The Managing Director, Morgan Capital Securities Limited and an economic analyst, Mr Rotimi Olubi, has said that electioneering for 2023 general elections in Nigeria will further increase foreign portfolio outflows and cause Foreign Portfolio Investors (FPIs) to remain on the sidelines.
Olubi said this at a forum organized by the Capital Market Correspondents Association of Nigeria (CAMCAN) in Lagos on Wednesday.
Speaking on the theme: “A review of 2021 Market Performance and Factors that will shape it in 2022”, he listed other factors expected to cause further outflow to include rate hikes and capital controls by the monetary authorities.
Olubi added that the foreign exchange (FX) would likely come under strong pressure as interest rate hikes in advanced economies would result in portfolio outflows from emerging markets.
He noted that domestic investors would be the key players responsible for the movement of the market and liquidity.
“Electioneering, rate hikes, and capital controls by the monetary authorities are expected to cause further foreign portfolio outflows and cause FPIs to remain on the sidelines.
“Even as the economy continues its recovery, corporate earnings of companies in the consumer goods and industrial goods sector are expected to be impacted by high input costs caused by high inflation and higher cost of capital due to interest rate hikes.
“Interest income of financial services institutions such as banks is expected to rise in Nigeria if interest rates rise as expected. This is because the U.S could decide to raise interest rates.
“This act by the U.S could lead to downward pressure on commodity prices, drop in global liquidity, increase in the cost of funds from the international debt market and due to the fact that Ukraine and Russia are still having conflicts, oil prices might go up and production could decrease.
“Companies in the oil and gas sector are expected to have a solid year driven by strong oil prices, increasing global oil demand and OPEC+ cuts,” Olubi said.
He said that with relatively low infection rates and fatalities from the pandemic, the likelihood of an economic shutdown was non-existent.
“The GDP growth is expected to grow by 3.86 per cent in 2022 supported by further improvements in agriculture, manufacturing, services and the oil sector and increased government spending in areas such as advertising, printing, media, among other campaign related sectors.
“Major downside risk to this outlook is the security situation in several parts of the country, capital controls in the FX market and any unexpected severe mutation in COVID-19,” Olubi said.
According to him, being an election year, government spending is expected to be at its highest complemented by improved oil revenues.

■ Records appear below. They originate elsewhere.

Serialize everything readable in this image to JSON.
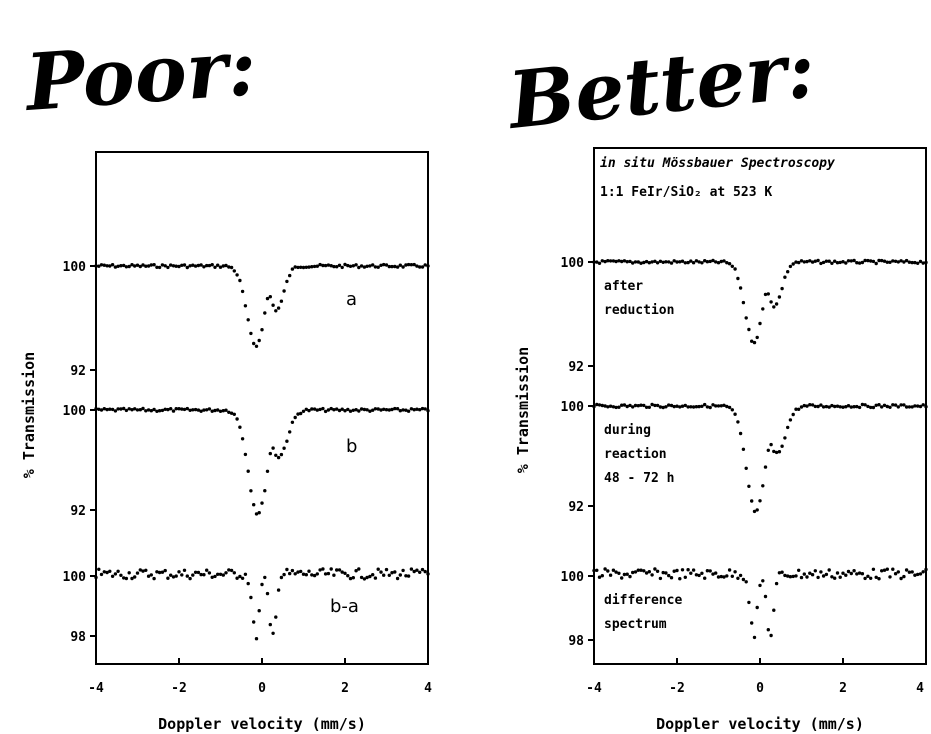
{
  "headings": {
    "left": "Poor:",
    "right": "Better:"
  },
  "chart_data": [
    {
      "type": "scatter",
      "panel": "poor",
      "title": "",
      "xlabel": "Doppler velocity (mm/s)",
      "ylabel": "% Transmission",
      "xlim": [
        -4,
        4
      ],
      "x_ticks": [
        "-4",
        "-2",
        "0",
        "2",
        "4"
      ],
      "legend": "none",
      "traces": [
        {
          "label": "a",
          "y_ticks": [
            100,
            92
          ],
          "baseline": 100,
          "min": 92,
          "dips": [
            {
              "center": -0.15,
              "depth": 1.0,
              "width": 0.3
            },
            {
              "center": 0.35,
              "depth": 0.55,
              "width": 0.25
            }
          ]
        },
        {
          "label": "b",
          "y_ticks": [
            100,
            92
          ],
          "baseline": 100,
          "min": 92,
          "dips": [
            {
              "center": -0.1,
              "depth": 1.0,
              "width": 0.32
            },
            {
              "center": 0.4,
              "depth": 0.45,
              "width": 0.3
            }
          ]
        },
        {
          "label": "b-a",
          "y_ticks": [
            100,
            98
          ],
          "baseline": 100,
          "min": 98,
          "dips": [
            {
              "center": -0.15,
              "depth": 1.0,
              "width": 0.12
            },
            {
              "center": 0.25,
              "depth": 1.0,
              "width": 0.12
            }
          ]
        }
      ]
    },
    {
      "type": "scatter",
      "panel": "better",
      "title_lines": [
        "in situ Mössbauer Spectroscopy",
        "1:1 FeIr/SiO₂ at 523 K"
      ],
      "xlabel": "Doppler velocity (mm/s)",
      "ylabel": "% Transmission",
      "xlim": [
        -4,
        4
      ],
      "x_ticks": [
        "-4",
        "-2",
        "0",
        "2",
        "4"
      ],
      "legend": "none",
      "traces": [
        {
          "label_lines": [
            "after",
            "reduction"
          ],
          "y_ticks": [
            100,
            92
          ],
          "baseline": 100,
          "min": 92,
          "dips": [
            {
              "center": -0.15,
              "depth": 1.0,
              "width": 0.3
            },
            {
              "center": 0.35,
              "depth": 0.55,
              "width": 0.25
            }
          ]
        },
        {
          "label_lines": [
            "during",
            "reaction",
            "48 - 72 h"
          ],
          "y_ticks": [
            100,
            92
          ],
          "baseline": 100,
          "min": 92,
          "dips": [
            {
              "center": -0.1,
              "depth": 1.0,
              "width": 0.32
            },
            {
              "center": 0.4,
              "depth": 0.45,
              "width": 0.3
            }
          ]
        },
        {
          "label_lines": [
            "difference",
            "spectrum"
          ],
          "y_ticks": [
            100,
            98
          ],
          "baseline": 100,
          "min": 98,
          "dips": [
            {
              "center": -0.15,
              "depth": 1.0,
              "width": 0.12
            },
            {
              "center": 0.25,
              "depth": 1.0,
              "width": 0.12
            }
          ]
        }
      ]
    }
  ]
}
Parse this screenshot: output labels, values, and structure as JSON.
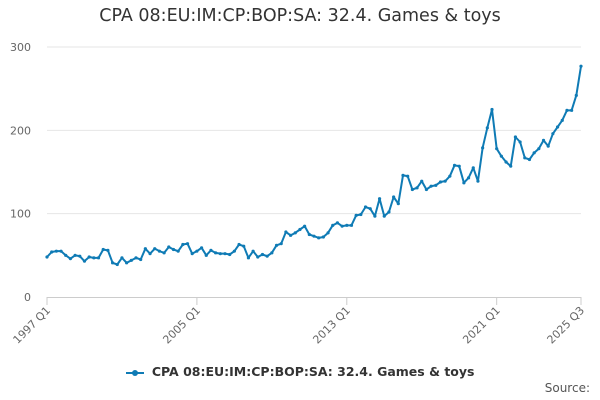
{
  "title": "CPA 08:EU:IM:CP:BOP:SA: 32.4. Games & toys",
  "source_label": "Source:",
  "chart_data": {
    "type": "line",
    "title": "CPA 08:EU:IM:CP:BOP:SA: 32.4. Games & toys",
    "xlabel": "",
    "ylabel": "",
    "ylim": [
      0,
      300
    ],
    "yticks": [
      0,
      100,
      200,
      300
    ],
    "xticks": [
      "1997 Q1",
      "2005 Q1",
      "2013 Q1",
      "2021 Q1",
      "2025 Q3"
    ],
    "grid": true,
    "legend_position": "bottom",
    "color": "#0f7bb5",
    "series": [
      {
        "name": "CPA 08:EU:IM:CP:BOP:SA: 32.4. Games & toys",
        "x": [
          "1997 Q1",
          "1997 Q2",
          "1997 Q3",
          "1997 Q4",
          "1998 Q1",
          "1998 Q2",
          "1998 Q3",
          "1998 Q4",
          "1999 Q1",
          "1999 Q2",
          "1999 Q3",
          "1999 Q4",
          "2000 Q1",
          "2000 Q2",
          "2000 Q3",
          "2000 Q4",
          "2001 Q1",
          "2001 Q2",
          "2001 Q3",
          "2001 Q4",
          "2002 Q1",
          "2002 Q2",
          "2002 Q3",
          "2002 Q4",
          "2003 Q1",
          "2003 Q2",
          "2003 Q3",
          "2003 Q4",
          "2004 Q1",
          "2004 Q2",
          "2004 Q3",
          "2004 Q4",
          "2005 Q1",
          "2005 Q2",
          "2005 Q3",
          "2005 Q4",
          "2006 Q1",
          "2006 Q2",
          "2006 Q3",
          "2006 Q4",
          "2007 Q1",
          "2007 Q2",
          "2007 Q3",
          "2007 Q4",
          "2008 Q1",
          "2008 Q2",
          "2008 Q3",
          "2008 Q4",
          "2009 Q1",
          "2009 Q2",
          "2009 Q3",
          "2009 Q4",
          "2010 Q1",
          "2010 Q2",
          "2010 Q3",
          "2010 Q4",
          "2011 Q1",
          "2011 Q2",
          "2011 Q3",
          "2011 Q4",
          "2012 Q1",
          "2012 Q2",
          "2012 Q3",
          "2012 Q4",
          "2013 Q1",
          "2013 Q2",
          "2013 Q3",
          "2013 Q4",
          "2014 Q1",
          "2014 Q2",
          "2014 Q3",
          "2014 Q4",
          "2015 Q1",
          "2015 Q2",
          "2015 Q3",
          "2015 Q4",
          "2016 Q1",
          "2016 Q2",
          "2016 Q3",
          "2016 Q4",
          "2017 Q1",
          "2017 Q2",
          "2017 Q3",
          "2017 Q4",
          "2018 Q1",
          "2018 Q2",
          "2018 Q3",
          "2018 Q4",
          "2019 Q1",
          "2019 Q2",
          "2019 Q3",
          "2019 Q4",
          "2020 Q1",
          "2020 Q2",
          "2020 Q3",
          "2020 Q4",
          "2021 Q1",
          "2021 Q2",
          "2021 Q3",
          "2021 Q4",
          "2022 Q1",
          "2022 Q2",
          "2022 Q3",
          "2022 Q4",
          "2023 Q1",
          "2023 Q2",
          "2023 Q3",
          "2023 Q4",
          "2024 Q1",
          "2024 Q2",
          "2024 Q3",
          "2024 Q4",
          "2025 Q1",
          "2025 Q2",
          "2025 Q3"
        ],
        "values": [
          48,
          54,
          55,
          55,
          50,
          46,
          50,
          49,
          43,
          48,
          47,
          47,
          57,
          56,
          41,
          39,
          47,
          41,
          44,
          47,
          45,
          58,
          52,
          58,
          55,
          53,
          60,
          57,
          55,
          63,
          64,
          52,
          55,
          59,
          50,
          56,
          53,
          52,
          52,
          51,
          55,
          63,
          61,
          47,
          55,
          48,
          51,
          49,
          53,
          62,
          64,
          78,
          74,
          77,
          81,
          85,
          75,
          73,
          71,
          72,
          77,
          86,
          89,
          85,
          86,
          86,
          98,
          99,
          108,
          106,
          97,
          118,
          97,
          102,
          120,
          112,
          146,
          145,
          129,
          131,
          139,
          129,
          133,
          134,
          138,
          139,
          145,
          158,
          157,
          137,
          143,
          155,
          139,
          179,
          203,
          225,
          178,
          169,
          162,
          157,
          192,
          186,
          167,
          165,
          173,
          178,
          188,
          181,
          196,
          204,
          212,
          224,
          224,
          242,
          277
        ]
      }
    ]
  }
}
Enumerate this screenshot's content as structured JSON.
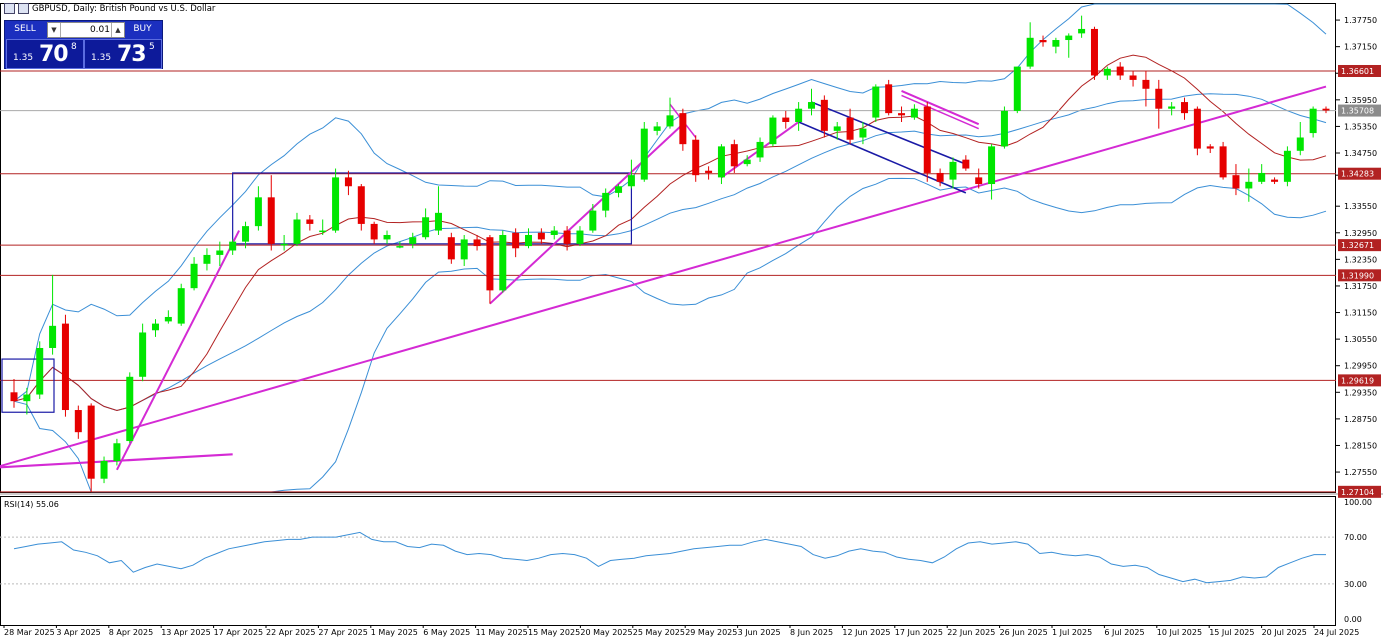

He said that this would lead to wider fiscal deficit and further increase in an already
elevated debt-servicing cost.
On the removal of oil subsidy, Olubi said the suspension would dampen
the impact of high oil prices in the global markets to the Federal Government’s purse.
“The Federal Government will need to focus on making reducing the leakeages associated with the current subsidy/under recovery regime,” he said.
Olubi said that inflation was expected rise further following a direction reversal in December 2021 where inflation rose after an eight-month downward trend.
“Although the MPC retained all parameters, they could still be forced to raise interest rate to combat inflation and reduce the negative real interest rate and that is if the U.S decides to raise their interest rate.
“Accordingly, the MPC could be forced to raise Interest rates to combat inflation and reduce the already negative real interest rate,” he added.
Speaking on the 2021 performance of the Nigerian economy as well as its markets, Olubi, noted that the country witnessed its largest quarterly growth (5.01 per cent) in over six years in the fourth quarter of 2021 due to positive performance recorded in the non-oil, agric and services sectors.
He pointed out that foreign investors remained on the sidelines as domestic investors, which stood at 77 per cent, dominated the Nigerian capital market (NCM).
According to him, this was because foreign investors could not access FX due to policies eked out by the Central Bank of Nigeria (CBN) while adding that there would be more decline in foreign participation in 2022.